FMRT: Learning Accurate Feature Matching with Reconciliatory Transformer

Local Feature Matching, an essential component of several computer vision tasks (e.g., structure from motion and visual localization), has been effectively settled by Transformer-based methods. However, these methods only integrate long-range context information among keypoints with a fixed receptive field, which constrains the network from reconciling the importance of features with different receptive fields to realize complete image perception, hence limiting the matching accuracy. In addition, these methods utilize a conventional handcrafted encoding approach to integrate the positional information of keypoints into the visual descriptors, which limits the capability of the network to extract reliable positional encoding message. In this study, we propose Feature Matching with Reconciliatory Transformer (FMRT), a novel Transformer-based detector-free method that reconciles different features with multiple receptive fields adaptively and utilizes parallel networks to realize reliable positional encoding. Specifically, FMRT proposes a dedicated Reconciliatory Transformer (RecFormer) that consists of a Global Perception Attention Layer (GPAL) to extract visual descriptors with different receptive fields and integrate global context information under various scales, Perception Weight Layer (PWL) to measure the importance of various receptive fields adaptively, and Local Perception Feed-forward Network (LPFFN) to extract deep aggregated multi-scale local feature representation. Extensive experiments demonstrate that FMRT yields extraordinary performance on multiple benchmarks, including pose estimation, visual localization, homography estimation, and image matching.

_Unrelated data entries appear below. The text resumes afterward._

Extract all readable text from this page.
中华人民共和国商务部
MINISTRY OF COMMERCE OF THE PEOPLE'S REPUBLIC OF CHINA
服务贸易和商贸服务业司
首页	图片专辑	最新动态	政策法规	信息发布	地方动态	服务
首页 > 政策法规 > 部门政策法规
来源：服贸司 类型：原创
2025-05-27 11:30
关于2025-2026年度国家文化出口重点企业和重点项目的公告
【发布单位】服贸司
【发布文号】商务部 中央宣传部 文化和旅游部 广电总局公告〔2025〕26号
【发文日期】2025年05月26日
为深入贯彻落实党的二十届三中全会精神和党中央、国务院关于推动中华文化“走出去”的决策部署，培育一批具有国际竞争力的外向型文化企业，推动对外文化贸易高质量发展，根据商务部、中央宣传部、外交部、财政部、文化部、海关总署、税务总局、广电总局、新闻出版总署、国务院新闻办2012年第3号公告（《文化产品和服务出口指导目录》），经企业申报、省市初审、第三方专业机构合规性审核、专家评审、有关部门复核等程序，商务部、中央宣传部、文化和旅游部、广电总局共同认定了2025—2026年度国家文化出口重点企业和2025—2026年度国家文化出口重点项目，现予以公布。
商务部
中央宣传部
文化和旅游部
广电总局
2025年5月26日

翻译：局部特征匹配作为多个计算机视觉任务（如运动恢复结构和视觉定位）的核心组成部分，已通过基于Transformer的方法得到了有效解决。然而，这些方法仅通过固定感受野整合关键点间的长程上下文信息，限制了网络对不同感受野特征重要性进行协调以实现完整图像感知的能力，从而制约了匹配精度。此外，现有方法采用传统手工编码方式将关键点位置信息融入视觉描述符，导致网络难以提取可靠的位置编码信息。本研究提出了一种基于调谐Transformer的特征匹配方法（FMRT），这是一种新颖的免检测器Transformer方法，可自适应协调多感受野特征，并利用并行网络实现可靠的位置编码。具体而言，FMRT设计了专用调谐Transformer（RecFormer），包含全局感知注意力层（GPAL）以提取多感受野视觉描述符并整合跨尺度全局上下文信息、感知权重层（PWL）自适应评估不同感受野的重要性，以及局部感知前馈网络（LPFFN）提取深度聚合的多尺度局部特征表示。大量实验表明，FMRT在多项基准测试中均展现出卓越性能，涵盖位姿估计、视觉定位、单应性估计及图像匹配任务。